Rotational sound in disordered granular materials

TL;DR

This study uses numerical simulations to analyze rotational sound modes in disordered granular materials, revealing a transition from optical-like to acoustic behavior depending on tangential forces and identifying frequency band limits.

Contribution

It provides a detailed analysis of rotational sound modes in disordered granular systems and introduces a model explaining their dispersion relations based on tangential force strength.

Findings

Rotational modes exhibit optical-like dispersion at high frequencies.

Transition from optical-like to acoustic behavior occurs as tangential forces decrease.

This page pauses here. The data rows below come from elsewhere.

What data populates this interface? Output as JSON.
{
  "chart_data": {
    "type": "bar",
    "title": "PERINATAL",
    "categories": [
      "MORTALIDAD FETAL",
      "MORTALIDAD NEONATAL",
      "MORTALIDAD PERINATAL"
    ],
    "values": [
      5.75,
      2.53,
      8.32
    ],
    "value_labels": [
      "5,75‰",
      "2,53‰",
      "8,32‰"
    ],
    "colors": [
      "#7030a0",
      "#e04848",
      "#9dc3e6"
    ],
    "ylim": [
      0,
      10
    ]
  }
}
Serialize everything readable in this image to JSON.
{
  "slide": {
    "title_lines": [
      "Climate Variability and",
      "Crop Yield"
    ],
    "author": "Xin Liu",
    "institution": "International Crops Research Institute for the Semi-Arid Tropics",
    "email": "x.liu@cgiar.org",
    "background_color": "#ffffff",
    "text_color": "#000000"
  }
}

Identified frequency band limits for rotational modes in disordered granular materials.

Abstract

We employ numerical simulations to understand the evolution of elastic standing waves in disordered frictional disk systems, where the dispersion relations of rotational sound modes are analyzed in detail. As in the case of frictional particles on a lattice, the rotational modes exhibit an "optical-like" dispersion relation in the high frequency regime, representing a shoulder of the vibrational density of states and fast oscillations of the autocorrelations of rotational velocities. A lattice-based model describes the dispersion relations of the rotational modes for small wave numbers. The rotational modes are perfectly explained by the model if tangential elastic forces between the disks in contact are large enough. If the tangential forces are comparable with or smaller than normal forces, the model fails for short wave lengths. However, the dispersion relation of the rotational modes then follows the model prediction for transverse modes, implying that the fast oscillations of disks' rotations switch to acoustic sound behavior. We evidence such a transition of the rotational modes by analyzing the eigen vectors of disordered frictional disks and identify upper and lower limits of the frequency-bands. We find that those are not reversed over the whole range of tangential stiffness as a remarkable difference from the rotational sound in frictional particles on a lattice.